A coalition of health groups and insurance companies yesterday unveiled an initiative, billed as the first of its kind, to help battle one of the nation's biggest health problems: childhood obesity.

Officials of the Alliance for a Healthier Generation, a joint effort of the American Heart Association and the William J. Clinton Foundation, said the initiative is designed to give children better access to health care to fight obesity. Participating insurance companies would pay for at least four visits to a dietitian and four visits to a physician each year to provide guidance to children and their parents on how to eat better and take other steps to reduce and control their weight.

More than one-third of children in the United States are overweight or obese, raising fears that they could constitute the first generation in recent history to have shorter life spans than their parents. One of the biggest problems many families face in fighting obesity is getting insurance companies to pay for doctor visits and other care to help deal with the problem.

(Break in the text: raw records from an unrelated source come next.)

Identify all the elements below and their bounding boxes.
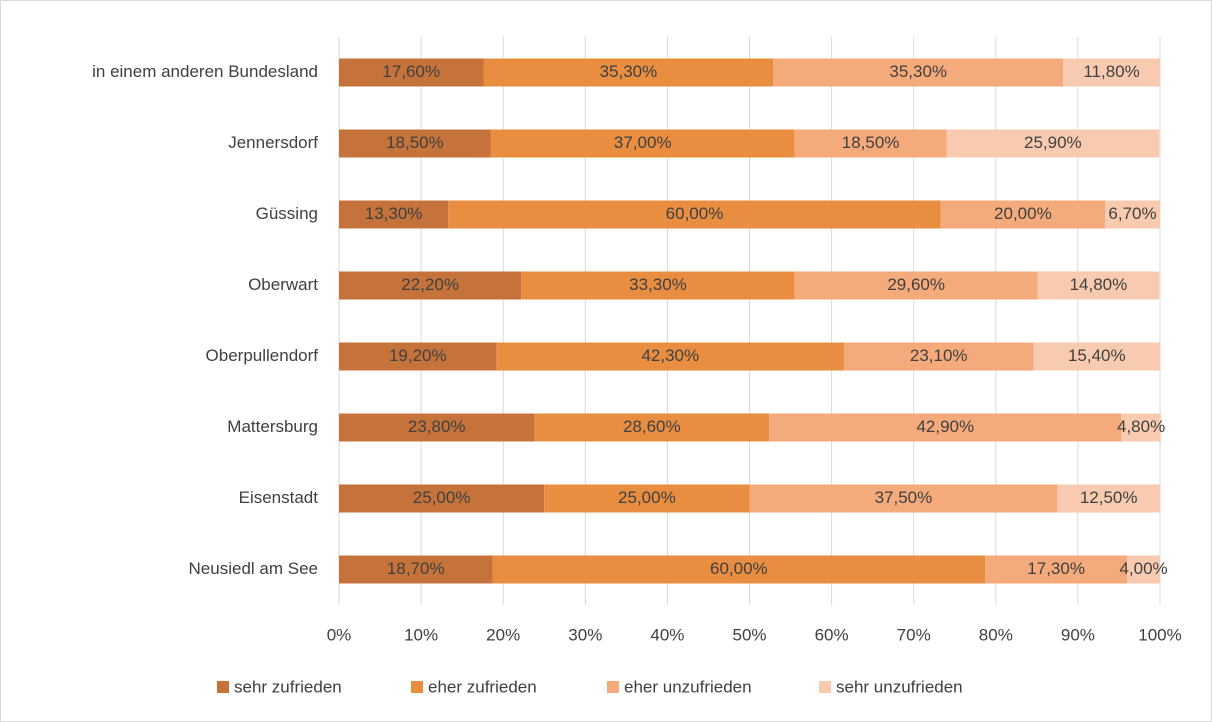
data-label: 23,10% xyxy=(910,346,968,365)
legend-label: sehr zufrieden xyxy=(234,677,342,696)
x-tick-label: 20% xyxy=(486,625,520,644)
bar-segment xyxy=(521,271,795,300)
data-label: 37,50% xyxy=(875,488,933,507)
data-label: 42,30% xyxy=(641,346,699,365)
data-label: 18,70% xyxy=(387,559,445,578)
data-label: 4,00% xyxy=(1119,559,1167,578)
bar-segment xyxy=(1104,200,1160,229)
data-label: 13,30% xyxy=(365,204,423,223)
data-label: 28,60% xyxy=(623,417,681,436)
bar-segment xyxy=(985,555,1128,584)
legend-swatch xyxy=(819,681,831,693)
data-label: 25,00% xyxy=(413,488,471,507)
y-tick-label: Neusiedl am See xyxy=(189,559,318,578)
data-label: 17,30% xyxy=(1027,559,1085,578)
x-tick-label: 0% xyxy=(327,625,352,644)
x-tick-label: 40% xyxy=(650,625,684,644)
legend-swatch xyxy=(607,681,619,693)
bar-segment xyxy=(339,484,545,513)
y-tick-label: Eisenstadt xyxy=(239,488,319,507)
x-tick-label: 100% xyxy=(1138,625,1181,644)
bar-segment xyxy=(483,58,774,87)
x-tick-label: 60% xyxy=(815,625,849,644)
data-label: 4,80% xyxy=(1117,417,1165,436)
bar-segment xyxy=(534,413,770,442)
bar-segment xyxy=(1127,555,1160,584)
bar-segment xyxy=(339,200,449,229)
data-label: 25,00% xyxy=(618,488,676,507)
legend-label: sehr unzufrieden xyxy=(836,677,963,696)
data-label: 20,00% xyxy=(994,204,1052,223)
data-label: 60,00% xyxy=(710,559,768,578)
legend-swatch xyxy=(411,681,423,693)
bar-segment xyxy=(1033,342,1160,371)
bar-segment xyxy=(544,484,750,513)
bar-segment xyxy=(339,413,535,442)
data-label: 6,70% xyxy=(1108,204,1156,223)
data-label: 23,80% xyxy=(408,417,466,436)
bar-segment xyxy=(749,484,1058,513)
data-label: 35,30% xyxy=(600,62,658,81)
y-tick-label: in einem anderen Bundesland xyxy=(92,62,318,81)
data-label: 22,20% xyxy=(401,275,459,294)
data-label: 18,50% xyxy=(842,133,900,152)
bar-segment xyxy=(1057,484,1160,513)
y-tick-label: Oberwart xyxy=(248,275,318,294)
y-tick-label: Güssing xyxy=(256,204,318,223)
x-tick-label: 10% xyxy=(404,625,438,644)
bar-segment xyxy=(794,271,1038,300)
bar-segment xyxy=(773,58,1064,87)
x-tick-label: 90% xyxy=(1061,625,1095,644)
y-tick-label: Mattersburg xyxy=(227,417,318,436)
data-label: 25,90% xyxy=(1024,133,1082,152)
bar-segment xyxy=(1063,58,1160,87)
data-label: 11,80% xyxy=(1083,62,1139,81)
legend-swatch xyxy=(217,681,229,693)
bar-segment xyxy=(940,200,1105,229)
data-label: 29,60% xyxy=(887,275,945,294)
data-label: 42,90% xyxy=(916,417,974,436)
bar-segment xyxy=(496,342,844,371)
bar-segment xyxy=(794,129,947,158)
bar-segment xyxy=(339,129,491,158)
data-label: 37,00% xyxy=(614,133,672,152)
bar-segment xyxy=(946,129,1160,158)
bar-segment xyxy=(1121,413,1161,442)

BlueCross BlueShield of North Carolina and BlueCross BlueShield of Massachusetts have signed on to the initiative, along with two of the biggest insurers -- Aetna and WellPoint -- and organizers hope others will follow. Several companies, including PepsiCo, Owens Corning and Paychex have also joined, offering the benefit to children of their employees.

Organizers expect that the initiative will provide the new benefit to about 1 million children in the first year and more than 6 million within three years.

Several medical groups, including the American Academy of Pediatrics and the American Dietetic Association, have signed up to help monitor the program and provide expertise.